As I've noted on numerous occasions, banks are nothing more than highly leveraged funds; they start with small kernels of capital, borrow heavily against them, and then invest the combined funds into various types of assets, including commercial and consumer loans, government bonds, and other fixed-income securities.

It stands to reason that a bank's profitability is determined in large part by the extent of its leverage. Holding all else equal, for instance, if Bank A has $10 million in equity and $100 million in assets, it will be twice as profitable as Bank B with $20 million in equity and $100 million in assets. Assuming both banks return 1.5% on assets, which equates to $1.5 million in net income, the former's return on equity comes out to 15% while the latter's is only 7.5%.

This is a problem because financial regulators are now requiring lenders to markedly scale down their leverage. In the years before the crisis, the typical bank was levered by a factor of 10. Today, the figure is closer to 7.5.

What's important to appreciate, however, is that scaling down leverage isn't in and of itself detrimental to bank shareholders. To continue the hypothetical from above, let's say that Bank A and Bank B both have 1 million shares of common stock outstanding. In this case, they both earn $1.50 per share, which can then be reinvested in the business or distributed to shareholders via dividends or share buybacks.

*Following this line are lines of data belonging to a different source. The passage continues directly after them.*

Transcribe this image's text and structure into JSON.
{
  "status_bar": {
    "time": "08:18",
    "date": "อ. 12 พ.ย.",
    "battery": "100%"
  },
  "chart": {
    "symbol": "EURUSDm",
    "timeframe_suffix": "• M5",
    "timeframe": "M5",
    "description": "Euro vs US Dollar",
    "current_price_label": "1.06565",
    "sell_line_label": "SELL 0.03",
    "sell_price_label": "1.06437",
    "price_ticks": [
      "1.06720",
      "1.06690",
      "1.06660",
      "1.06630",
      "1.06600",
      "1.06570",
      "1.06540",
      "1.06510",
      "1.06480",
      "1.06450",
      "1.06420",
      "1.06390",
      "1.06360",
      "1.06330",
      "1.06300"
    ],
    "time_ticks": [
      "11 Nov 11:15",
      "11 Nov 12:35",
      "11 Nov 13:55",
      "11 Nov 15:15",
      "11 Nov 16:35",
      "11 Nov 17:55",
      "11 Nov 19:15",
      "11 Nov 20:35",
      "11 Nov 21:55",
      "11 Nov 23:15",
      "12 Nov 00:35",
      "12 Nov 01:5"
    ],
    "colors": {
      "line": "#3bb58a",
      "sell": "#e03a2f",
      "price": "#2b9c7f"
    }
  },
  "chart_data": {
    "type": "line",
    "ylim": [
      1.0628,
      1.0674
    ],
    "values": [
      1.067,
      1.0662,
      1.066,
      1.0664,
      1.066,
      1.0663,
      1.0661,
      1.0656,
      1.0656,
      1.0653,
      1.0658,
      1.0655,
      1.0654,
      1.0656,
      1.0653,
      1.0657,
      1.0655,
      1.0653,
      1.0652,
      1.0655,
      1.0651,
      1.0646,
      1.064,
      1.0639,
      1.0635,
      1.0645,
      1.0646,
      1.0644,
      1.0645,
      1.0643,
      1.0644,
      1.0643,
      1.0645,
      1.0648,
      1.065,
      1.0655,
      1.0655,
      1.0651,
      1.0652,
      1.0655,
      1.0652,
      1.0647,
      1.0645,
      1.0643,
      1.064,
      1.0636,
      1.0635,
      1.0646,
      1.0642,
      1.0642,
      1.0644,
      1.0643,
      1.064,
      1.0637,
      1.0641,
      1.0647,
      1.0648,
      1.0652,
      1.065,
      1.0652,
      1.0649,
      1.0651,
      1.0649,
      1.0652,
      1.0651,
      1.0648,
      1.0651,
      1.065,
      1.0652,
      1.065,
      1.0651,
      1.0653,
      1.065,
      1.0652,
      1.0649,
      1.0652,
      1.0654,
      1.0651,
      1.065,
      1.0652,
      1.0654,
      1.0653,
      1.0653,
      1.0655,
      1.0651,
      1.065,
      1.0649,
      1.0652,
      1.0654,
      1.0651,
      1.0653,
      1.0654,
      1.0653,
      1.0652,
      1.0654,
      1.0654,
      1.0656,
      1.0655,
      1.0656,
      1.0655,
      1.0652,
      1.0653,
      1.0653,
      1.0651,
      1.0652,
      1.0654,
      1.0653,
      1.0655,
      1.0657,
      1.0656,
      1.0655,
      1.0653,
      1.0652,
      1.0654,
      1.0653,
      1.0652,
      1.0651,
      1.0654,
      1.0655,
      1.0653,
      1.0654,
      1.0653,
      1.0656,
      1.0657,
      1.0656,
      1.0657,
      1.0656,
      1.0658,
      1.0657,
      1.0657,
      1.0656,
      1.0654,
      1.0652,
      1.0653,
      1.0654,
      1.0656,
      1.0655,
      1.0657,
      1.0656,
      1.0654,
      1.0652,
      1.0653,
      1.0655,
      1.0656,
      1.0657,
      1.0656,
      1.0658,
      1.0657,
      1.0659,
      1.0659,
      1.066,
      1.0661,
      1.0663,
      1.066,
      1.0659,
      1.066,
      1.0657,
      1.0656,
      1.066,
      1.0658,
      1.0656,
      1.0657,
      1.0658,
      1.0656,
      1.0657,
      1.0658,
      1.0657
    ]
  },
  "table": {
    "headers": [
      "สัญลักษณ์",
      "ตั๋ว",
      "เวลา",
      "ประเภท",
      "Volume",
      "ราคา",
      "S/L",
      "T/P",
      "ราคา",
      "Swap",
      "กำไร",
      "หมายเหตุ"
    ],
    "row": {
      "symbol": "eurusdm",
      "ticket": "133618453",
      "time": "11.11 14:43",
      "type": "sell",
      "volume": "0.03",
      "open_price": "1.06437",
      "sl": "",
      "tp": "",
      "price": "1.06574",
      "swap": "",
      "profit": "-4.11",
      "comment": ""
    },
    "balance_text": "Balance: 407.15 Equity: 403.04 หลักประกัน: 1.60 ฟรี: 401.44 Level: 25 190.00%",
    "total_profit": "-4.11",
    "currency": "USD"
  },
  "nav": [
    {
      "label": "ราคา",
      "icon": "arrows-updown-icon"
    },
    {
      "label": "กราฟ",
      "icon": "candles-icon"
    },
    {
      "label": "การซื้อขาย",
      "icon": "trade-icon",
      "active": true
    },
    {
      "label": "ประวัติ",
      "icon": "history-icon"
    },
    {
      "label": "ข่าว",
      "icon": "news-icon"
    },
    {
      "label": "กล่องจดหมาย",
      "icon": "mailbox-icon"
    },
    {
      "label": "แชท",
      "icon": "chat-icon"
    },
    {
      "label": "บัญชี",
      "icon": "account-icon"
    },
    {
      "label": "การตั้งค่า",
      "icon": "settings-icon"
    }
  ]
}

But what transforms this into a net detriment is the previously mentioned tax penalty on equity. Namely, because Bank A is borrowing $10 million more to earn the same in $1.5 million, it can deduct the interest expense incurred to do so while Bank B cannot. As the authors of McKinsey & Company's Valuation: Measuring and Managing the Value of Companies explain:

The tax penalty on equity represents one of the most significant costs of running a bank. [I]n contrast to deposit and debt funding, equity provides no tax shield because dividend payments are not tax deductible. Thus, the more a bank relies on equity funding, the less value it creates, everything else being equal.

To the uninitiated, this may seem like a superficial nuance. But taken together with the deluge of other legal and regulatory changes to have swept the bank industry since 2008, it's yet another reason to suspect that banking in the future will be more boring and less profitable than the banking of the past.